Carriers have a slightly deeper view of the edge

Traditional telcos have not exactly been sitting idle in this space. They have of course been looking into economical ways of supporting 5G with its wide range of use cases, and the edge has emerged as their sweet spot to leverage and monetize. Telcos already have infrastructure in place densified down to the level of small cells some few hundred meters apart, which will only expand to another level in 5G as millimeter wave access gets deployed. Looked at from an IT point of view, each access node is a potential distributed compute node. Even more, the terminal device itself with its growing surrogate networking and compute capabilities is certain to only develop as a further IT asset to be leveraged at the edge.

In the telecommunications world, there is really no boundary as to where the edge stops. The edge is a much more holistic trend. It can go all the way down from aggregation points, to access points, to terminal devices, to even particular chips inside the terminal device. The range of an edge node can be as small as a few tens of meters! From a terminology point of view, some might prefer to differentiate a non-data center view of the edge as the fog, but functionally speaking they are basically the same, simply more or less capable distributed computing and networking nodes strategically positioned to ensure some target level of service.

The holistic edge is not likely to stand still

One thing that appears certain is that the holistic edge will manifest as a somewhat diverse beast. The early incarnations that are manifesting today do not appear much different than the cloud provider view. However, in time, the edge will move deeper, creating new challenges for innovators. I would expect such challenges to include:

  • Mobility: edge nodes will eventually start moving around (e.g. in a car, a train, a drone, or in your pocket!) and will redefine the mobility management challenge for a new generation.
  • Power management: enabling battery-powered nodes to become hosts (edge nodes) implies management challenges that are not accounted for in today’s technology where edge nodes are typically continuously powered.
  • Ownership issues: with the edge progressively spanning more and more infrastructure and terminals nodes, it is highly likely that the edge will not always have the same owner. This will introduce new technical, regulatory and business challenges.
  • Heterogeneity: inevitably, the holistic edge will come in all shapes and sizes with different capabilities and characteristics. Integrating all these possibilities & permutations into something coherent & predictable will present another major challenge.
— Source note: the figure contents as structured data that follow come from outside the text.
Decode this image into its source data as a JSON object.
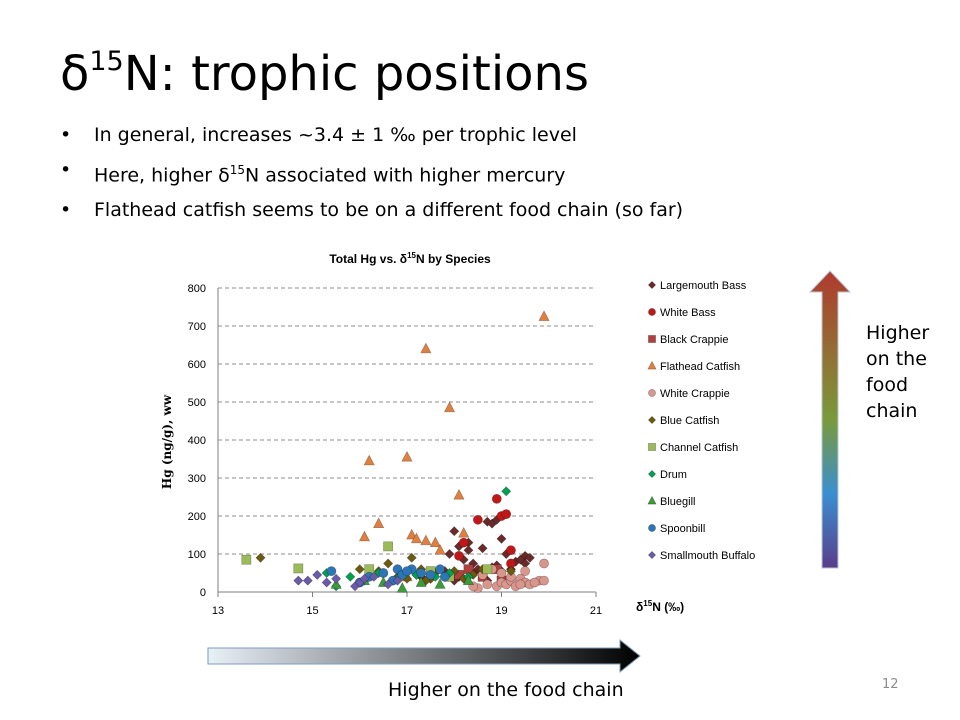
{
  "slide": {
    "title_prefix": "δ",
    "title_sup": "15",
    "title_suffix": "N: trophic positions",
    "bullets": [
      {
        "pre": "In general, increases ~3.4 ± 1 ‰ per trophic level",
        "sup": "",
        "post": ""
      },
      {
        "pre": "Here, higher δ",
        "sup": "15",
        "post": "N associated with higher mercury"
      },
      {
        "pre": "Flathead catfish seems to be on a different food chain (so far)",
        "sup": "",
        "post": ""
      }
    ],
    "bullet_char": "•",
    "page_number": "12",
    "bottom_arrow_label": "Higher on the food chain",
    "side_arrow_label": "Higher on the food chain"
  },
  "colors": {
    "bottom_arrow_start": "#e8f0f8",
    "bottom_arrow_end": "#000000",
    "side_arrow_top": "#b03a2e",
    "side_arrow_mid": "#7a9a3a",
    "side_arrow_lower": "#3a8fd0",
    "side_arrow_bottom": "#5a3d8a"
  },
  "chart_data": {
    "type": "scatter",
    "title_pre": "Total Hg vs. δ",
    "title_sup": "15",
    "title_post": "N by Species",
    "ylabel": "Hg (ng/g), ww",
    "xlabel_pre": "δ",
    "xlabel_sup": "15",
    "xlabel_post": "N (‰)",
    "xlim": [
      13,
      21
    ],
    "ylim": [
      0,
      800
    ],
    "xticks": [
      "13",
      "15",
      "17",
      "19",
      "21"
    ],
    "yticks": [
      "0",
      "100",
      "200",
      "300",
      "400",
      "500",
      "600",
      "700",
      "800"
    ],
    "grid": "horizontal dashed",
    "legend_position": "right",
    "series": [
      {
        "name": "Largemouth Bass",
        "marker": "diamond",
        "color": "#6b2a2a",
        "x": [
          17.9,
          18.0,
          18.1,
          18.2,
          18.3,
          18.4,
          18.5,
          18.6,
          18.7,
          18.8,
          18.9,
          18.9,
          19.0,
          19.0,
          19.1,
          19.2,
          19.3,
          19.5,
          19.5,
          19.6,
          18.1,
          18.4,
          18.6,
          17.8,
          18.3,
          18.8,
          17.5,
          18.0,
          18.7,
          19.4,
          17.3
        ],
        "y": [
          100,
          160,
          120,
          85,
          130,
          75,
          60,
          115,
          185,
          180,
          70,
          190,
          140,
          55,
          100,
          60,
          80,
          95,
          75,
          90,
          40,
          50,
          45,
          55,
          110,
          65,
          35,
          30,
          30,
          85,
          40
        ]
      },
      {
        "name": "White Bass",
        "marker": "circle",
        "color": "#c01818",
        "x": [
          18.5,
          18.9,
          19.0,
          19.1,
          19.2,
          18.1,
          18.2,
          19.2
        ],
        "y": [
          190,
          245,
          200,
          205,
          110,
          95,
          130,
          75
        ]
      },
      {
        "name": "Black Crappie",
        "marker": "square",
        "color": "#b04040",
        "x": [
          18.1,
          18.3,
          18.6,
          18.9,
          19.0
        ],
        "y": [
          45,
          60,
          40,
          60,
          30
        ]
      },
      {
        "name": "Flathead Catfish",
        "marker": "triangle",
        "color": "#e08040",
        "x": [
          16.2,
          16.4,
          16.1,
          17.0,
          17.4,
          17.9,
          19.9,
          18.1,
          17.1,
          17.4,
          17.6,
          17.2,
          17.7,
          18.2,
          17.0
        ],
        "y": [
          345,
          180,
          145,
          355,
          640,
          485,
          725,
          255,
          150,
          135,
          130,
          140,
          110,
          155,
          40
        ]
      },
      {
        "name": "White Crappie",
        "marker": "circle",
        "color": "#d9968c",
        "x": [
          18.5,
          18.7,
          18.9,
          19.0,
          19.1,
          19.2,
          19.3,
          19.4,
          19.5,
          19.6,
          19.8,
          19.9,
          18.6,
          18.8,
          19.0,
          19.2,
          19.4,
          19.5,
          19.7,
          18.4,
          19.9
        ],
        "y": [
          10,
          20,
          15,
          25,
          20,
          30,
          15,
          35,
          25,
          20,
          30,
          75,
          45,
          60,
          50,
          40,
          20,
          55,
          25,
          15,
          30
        ]
      },
      {
        "name": "Blue Catfish",
        "marker": "diamond",
        "color": "#6b5a10",
        "x": [
          13.9,
          16.0,
          16.4,
          16.6,
          16.8,
          17.0,
          17.1,
          17.2,
          17.3,
          17.5,
          17.6,
          17.8,
          18.0,
          18.2,
          18.4,
          18.6,
          19.2,
          17.4,
          17.9
        ],
        "y": [
          90,
          60,
          55,
          75,
          40,
          35,
          90,
          45,
          60,
          35,
          50,
          40,
          55,
          35,
          45,
          60,
          55,
          30,
          45
        ]
      },
      {
        "name": "Channel Catfish",
        "marker": "square",
        "color": "#9bbb59",
        "x": [
          13.6,
          14.7,
          16.2,
          16.6,
          17.5,
          18.7,
          17.9
        ],
        "y": [
          85,
          62,
          60,
          120,
          55,
          60,
          40
        ]
      },
      {
        "name": "Drum",
        "marker": "diamond",
        "color": "#00a050",
        "x": [
          15.3,
          15.8,
          16.1,
          16.4,
          16.8,
          17.2,
          17.6,
          17.9,
          18.3,
          19.1,
          15.5
        ],
        "y": [
          50,
          40,
          30,
          50,
          35,
          45,
          40,
          50,
          40,
          265,
          15
        ]
      },
      {
        "name": "Bluegill",
        "marker": "triangle",
        "color": "#3c9a3c",
        "x": [
          15.5,
          16.5,
          16.9,
          17.3,
          17.7,
          18.3,
          16.1
        ],
        "y": [
          20,
          25,
          10,
          25,
          20,
          30,
          30
        ]
      },
      {
        "name": "Spoonbill",
        "marker": "circle",
        "color": "#2e75b6",
        "x": [
          15.4,
          16.0,
          16.2,
          16.5,
          16.8,
          16.9,
          17.1,
          17.3,
          17.5,
          17.7,
          17.8,
          16.7,
          17.0
        ],
        "y": [
          55,
          25,
          40,
          50,
          60,
          45,
          60,
          50,
          45,
          60,
          40,
          30,
          55
        ]
      },
      {
        "name": "Smallmouth Buffalo",
        "marker": "diamond",
        "color": "#6a5aaa",
        "x": [
          14.7,
          14.9,
          15.1,
          15.3,
          15.5,
          15.9,
          16.0,
          16.1,
          16.3,
          16.6,
          16.8
        ],
        "y": [
          30,
          30,
          45,
          25,
          35,
          15,
          25,
          35,
          40,
          20,
          30
        ]
      }
    ]
  }
}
Realizing the promises of the holistic edge

The realization of the holistic edge presents a major goal for the research and standardization community. This goal is a holistic edge solution where edge nodes, mobile or stationary, power constrained or not, from one owner or many, are easily leveraged to deliver a unified service capability. Many of these challenges are being explored in the research community and in industry forums like ETSI NFV and ETSI MEC. ETSI MEC is currently transitioning to a second phase of activity, and one of its main areas of focus will be the so-called “Multi Access Edge.” As the name suggests, the focus here will be in many of the areas I have just outlined. One tangible use case that is being explored is that of a user starting a game at home over a Wi-Fi connection served by a local edge server and then transitioning to a different edge server in the cellular network. Sounds trivial, but this use case simply would not work using today’s technology. This is just one of many such advanced use cases that are being explored and will define the holistic edge of the future.